Já durante o frente a frente, Trump jogou baixo e Clinton tentou responder com agileza, mas nem sempre conseguiu manter as rédeas da discussão como no anterior debate, visivelmente mais cansada e apagada. Trump, pelo contrário, estava mais bem preparado do que nunca, usando citações de discursos pagos da ex-secretária de Estado contra ela (acabadas de revelar pela WikiLeaks ao mesmo tempo que a gravação do "Washington Post") – e recorrendo até a críticas tecidas por Bernie Sanders quando disputou as primárias democratas com a antiga senadora. Por várias vezes, muitas mais do que aconteceu com Clinton, a assistência de indecisos riu e aplaudiu sucessivas tiradas de Trump, chegando a apupar a democrata em algums dos momentos em que tentou defender-se.

Entre elas, e a par de ter falado do Daesh quando foi confrontado com as suas declarações mais do que "vulgares" sobre como trata as mulheres, o republicano prometeu que, se for eleito, vai nomear um procurador especial para mandar prender Hillary, uma ameaça inédita de prisão de um opositor político na história das eleições americanas.

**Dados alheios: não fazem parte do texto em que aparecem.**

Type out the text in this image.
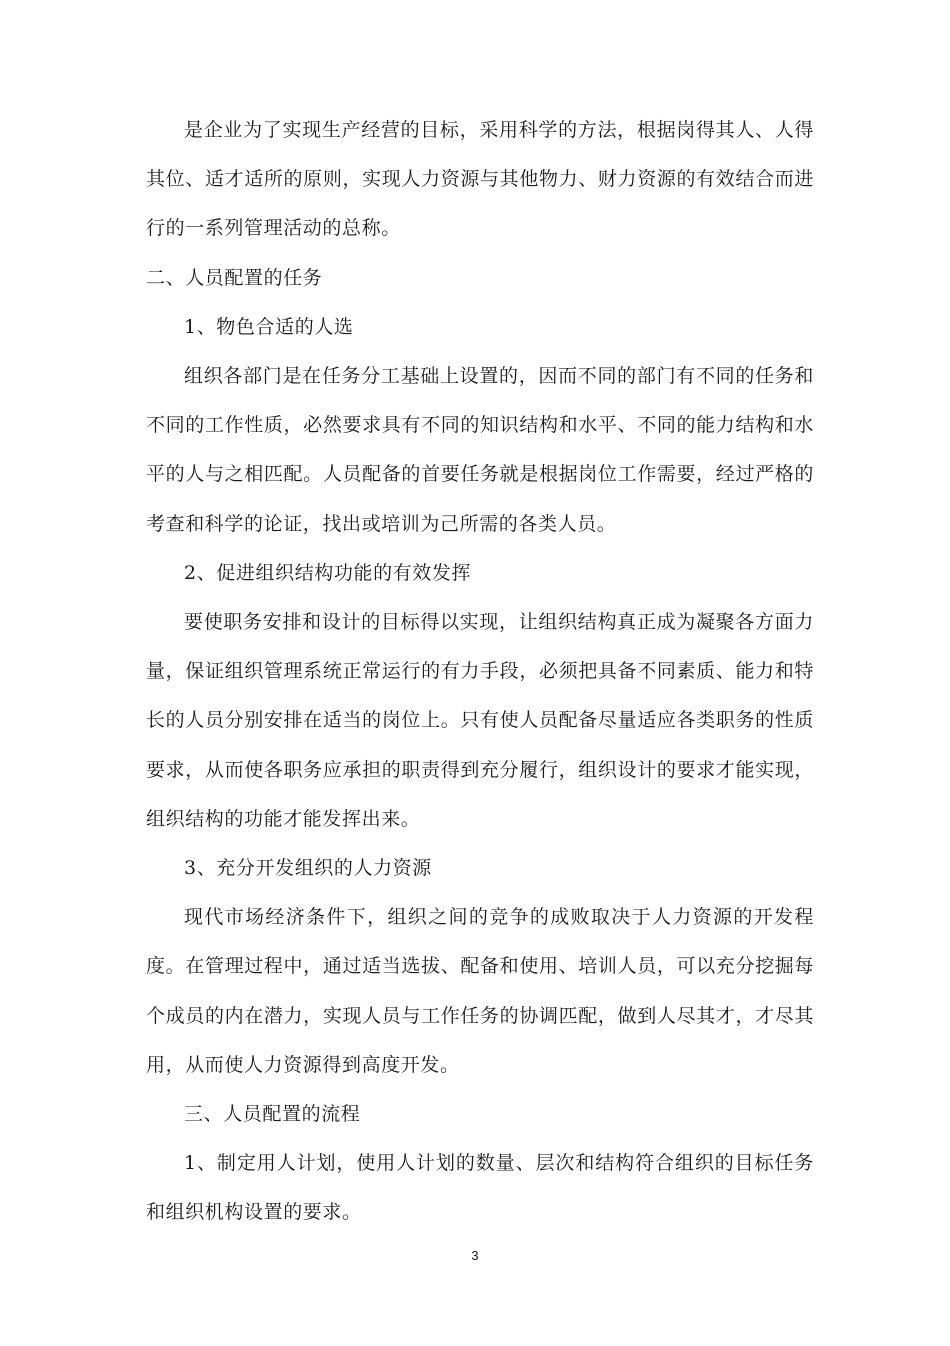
是企业为了实现生产经营的目标，采用科学的方法，根据岗得其人、人得其位、适才适所的原则，实现人力资源与其他物力、财力资源的有效结合而进行的一系列管理活动的总称。

二、人员配置的任务

1、物色合适的人选

组织各部门是在任务分工基础上设置的，因而不同的部门有不同的任务和不同的工作性质，必然要求具有不同的知识结构和水平、不同的能力结构和水平的人与之相匹配。人员配备的首要任务就是根据岗位工作需要，经过严格的考查和科学的论证，找出或培训为己所需的各类人员。

2、促进组织结构功能的有效发挥

要使职务安排和设计的目标得以实现，让组织结构真正成为凝聚各方面力量，保证组织管理系统正常运行的有力手段，必须把具备不同素质、能力和特长的人员分别安排在适当的岗位上。只有使人员配备尽量适应各类职务的性质要求，从而使各职务应承担的职责得到充分履行，组织设计的要求才能实现，组织结构的功能才能发挥出来。

3、充分开发组织的人力资源

现代市场经济条件下，组织之间的竞争的成败取决于人力资源的开发程度。在管理过程中，通过适当选拔、配备和使用、培训人员，可以充分挖掘每个成员的内在潜力，实现人员与工作任务的协调匹配，做到人尽其才，才尽其用，从而使人力资源得到高度开发。

三、人员配置的流程

1、制定用人计划，使用人计划的数量、层次和结构符合组织的目标任务和组织机构设置的要求。

3
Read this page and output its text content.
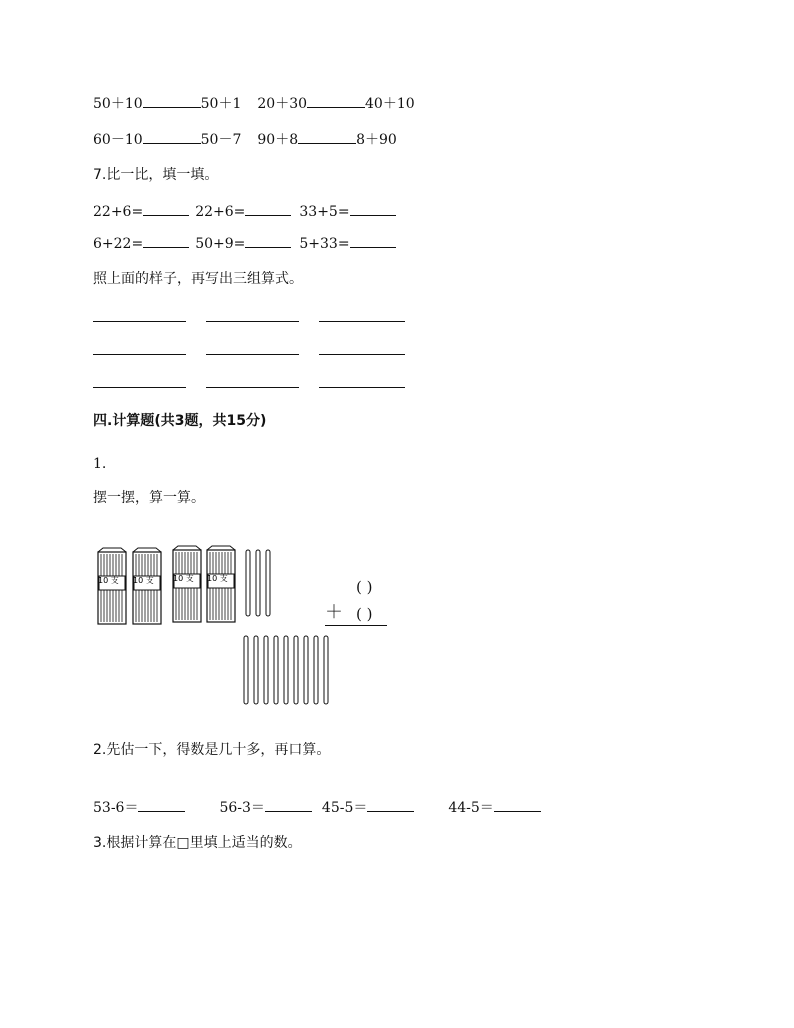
50＋10	50＋1 20＋30	40＋10
60－10	50－7 90＋8	8＋90
7.比一比，填一填。
22+6=	22+6=	33+5=
6+22=	50+9=	5+33=
照上面的样子，再写出三组算式。
四.计算题(共3题，共15分)
1.
摆一摆，算一算。
10 支 10 支 10 支 10 支	( )
＋ ( )
2.先估一下，得数是几十多，再口算。
53-6＝	56-3＝	45-5＝	44-5＝
3.根据计算在□里填上适当的数。
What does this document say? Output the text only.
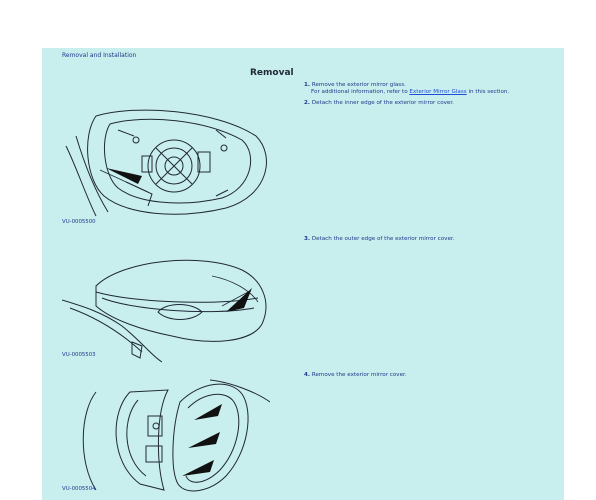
Removal and Installation
Removal
1. Remove the exterior mirror glass.
For additional information, refer to Exterior Mirror Glass in this section.
2. Detach the inner edge of the exterior mirror cover.
3. Detach the outer edge of the exterior mirror cover.
4. Remove the exterior mirror cover.
VU-0005500
VU-0005503
VU-0005504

A par disso, recusou-se a condenar a Rússia pelos ciberataques de que foi formalmente acusada pela administração Obama como forma de "influenciar estas eleições" a favor de Trump; reforçou várias vezes que Bill Clinton é "abusivo com as mulheres" para atacar a rival; acusou Hillary e as altas estruturas do Partido Democrata de falsearem as primárias para impedirem uma vitória de Sanders, algo que ficou comprovado em anteriores emails internos revelados pela WikiLeaks; continuou a disparar mentiras e informações nada factuais sobre quem começou o movimento 'birther' (que punha em causa a naturalidade de Obama), sobre não ter apoiado a invasão do Iraque (apoiou), sobre a sua posição quanto à imigração muçulmana e sobre outros tópicos abordados.

A contrastar com isso, os moderadores – com a ajuda de uma pergunta da assistência sobre impostos – conseguiram pôr Trump a confirmar uma notícia recente sobre ter escapado aos impostos federais sobre rendimentos entre 1992 e 2010, depois de ter declarado um prejuízo de quase mil milhões de dólares em 1995. "Claro que sim [que não pagou], tal como os doadores da campanha dela”, retorquiu, apontando repetidamente os nomes de George Soros e Warren Buffet. Dir-se-á que foi a única vitória do debate.

Em última instância, Trump conseguiu não se espalhar ao comprido e, acima disso, conseguiu escapar quase ileso a questões preponderantes e preocupantes que, noutras circunstâncias, poderiam ter ditado uma nova derrota no modelo de debates televsivos. Isso não aconteceu mas, tal como a vitória declarada de Hillary no primeiro debate conta pouco, também o que se passou esta noite deverá contribuir pouco para alterar as intenções de voto.

Tudo indica que daqui e até 8 de novembro, quando os norte-americanos são chamados a eleger o seu próximo Presidente, o nível de baixaria e de revelações incómodas e estrondosas vai manter-se, senão reforçar-se. Cada candidato tem mais cartadas para jogar e o que quer que pudesse estar a impedir essas jogadas, depois desta noite, deixou de contar. É o vale tudo nos próximos 30 dias.